A variety of different model types can be used as the underlying backbone for a diffusion model. At the moment, this includes variants of U-Net and Transformer models.

## Diffusion Transformers (DiT)

Transformers tend to consistently outperform U-Nets in terms of model quality, but are much more memory- and compute-intensive and work best on shorter sequences such as latent encodings of audio.

### Continuous Transformer

This is our custom implementation of a transformer model, based on the `x-transformers` implementation, but with efficiency improvements such as fused QKV layers, and Flash Attention 2 support.

### `x-transformers`

This model type uses the `ContinuousTransformerWrapper` class from the https://github.com/lucidrains/x-transformers repository as the diffusion transformer backbone.

`x-transformers` is a great baseline transformer implementation with lots of options for various experimental settings.
It's great for testing out experimental features without implementing them yourself, but the implementations might not be fully optimized, and breaking changes may be introduced without much warning. 

## Diffusion U-Net

U-Nets use a hierarchical architecture to gradually downsample the input data before more heavy processing is performed, then upsample the data again, using skip connections to pass data across the downsampling "valley" (the "U" in the name) to the upsampling layer at the same resolution. 
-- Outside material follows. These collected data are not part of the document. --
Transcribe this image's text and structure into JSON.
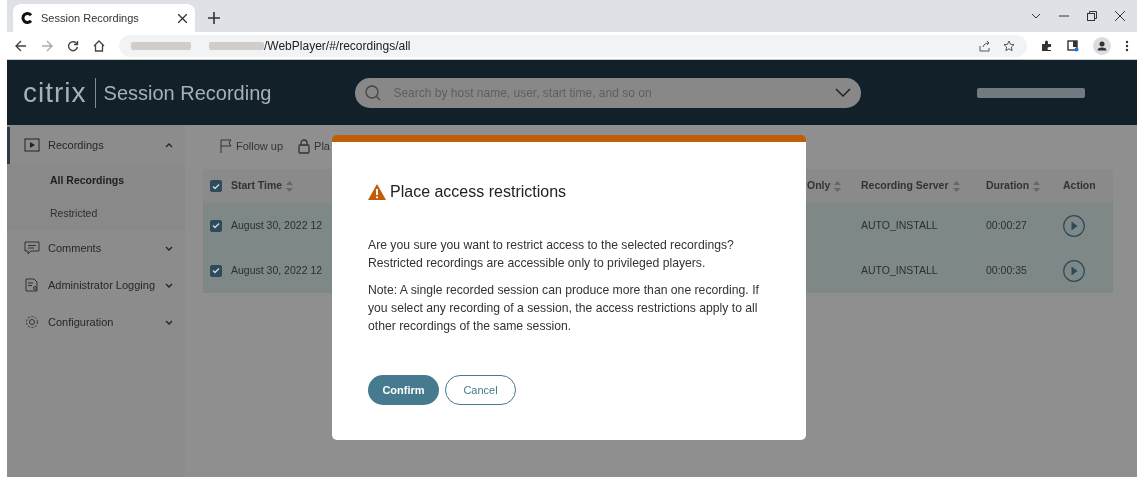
{
  "browser": {
    "tab": {
      "title": "Session Recordings",
      "selected": true
    },
    "url": "/WebPlayer/#/recordings/all"
  },
  "header": {
    "logo": "citrix",
    "product": "Session Recording",
    "search": {
      "placeholder": "Search by host name, user, start time, and so on"
    }
  },
  "sidebar": {
    "items": [
      {
        "label": "Recordings",
        "expanded": true,
        "children": [
          {
            "label": "All Recordings",
            "selected": true
          },
          {
            "label": "Restricted",
            "selected": false
          }
        ]
      },
      {
        "label": "Comments",
        "expanded": false
      },
      {
        "label": "Administrator Logging",
        "expanded": false
      },
      {
        "label": "Configuration",
        "expanded": false
      }
    ]
  },
  "toolbar": [
    {
      "label": "Follow up"
    },
    {
      "label": "Pla"
    }
  ],
  "table": {
    "select_all": {
      "checked": true
    },
    "columns": [
      {
        "label": "Start Time",
        "sortable": true
      },
      {
        "label": "Only",
        "sortable": true
      },
      {
        "label": "Recording Server",
        "sortable": true
      },
      {
        "label": "Duration",
        "sortable": true
      },
      {
        "label": "Action",
        "sortable": false
      }
    ],
    "rows": [
      {
        "checked": true,
        "selected": true,
        "start_time": "August 30, 2022 12",
        "server": "AUTO_INSTALL",
        "duration": "00:00:27"
      },
      {
        "checked": true,
        "selected": true,
        "start_time": "August 30, 2022 12",
        "server": "AUTO_INSTALL",
        "duration": "00:00:35"
      }
    ]
  },
  "dialog": {
    "title": "Place access restrictions",
    "paragraphs": [
      "Are you sure you want to restrict access to the selected recordings? Restricted recordings are accessible only to privileged players.",
      "Note: A single recorded session can produce more than one recording. If you select any recording of a session, the access restrictions apply to all other recordings of the same session."
    ],
    "buttons": [
      {
        "label": "Confirm",
        "kind": "primary"
      },
      {
        "label": "Cancel",
        "kind": "outline"
      }
    ]
  }
}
### audio-diffusion-pytorch U-Net (ADP)

This model type uses a modified implementation of the `UNetCFG1D` class from version 0.0.94 of the `https://github.com/archinetai/audio-diffusion-pytorch` repo, with added Flash Attention support.

### Dance Diffusion U-Net

This is a reimplementation of the U-Net used in [Dance Diffusion](https://github.com/Harmonai-org/sample-generator). It has minimal conditioning support, only really supporting global conditioning. Mostly used for unconditional diffusion models.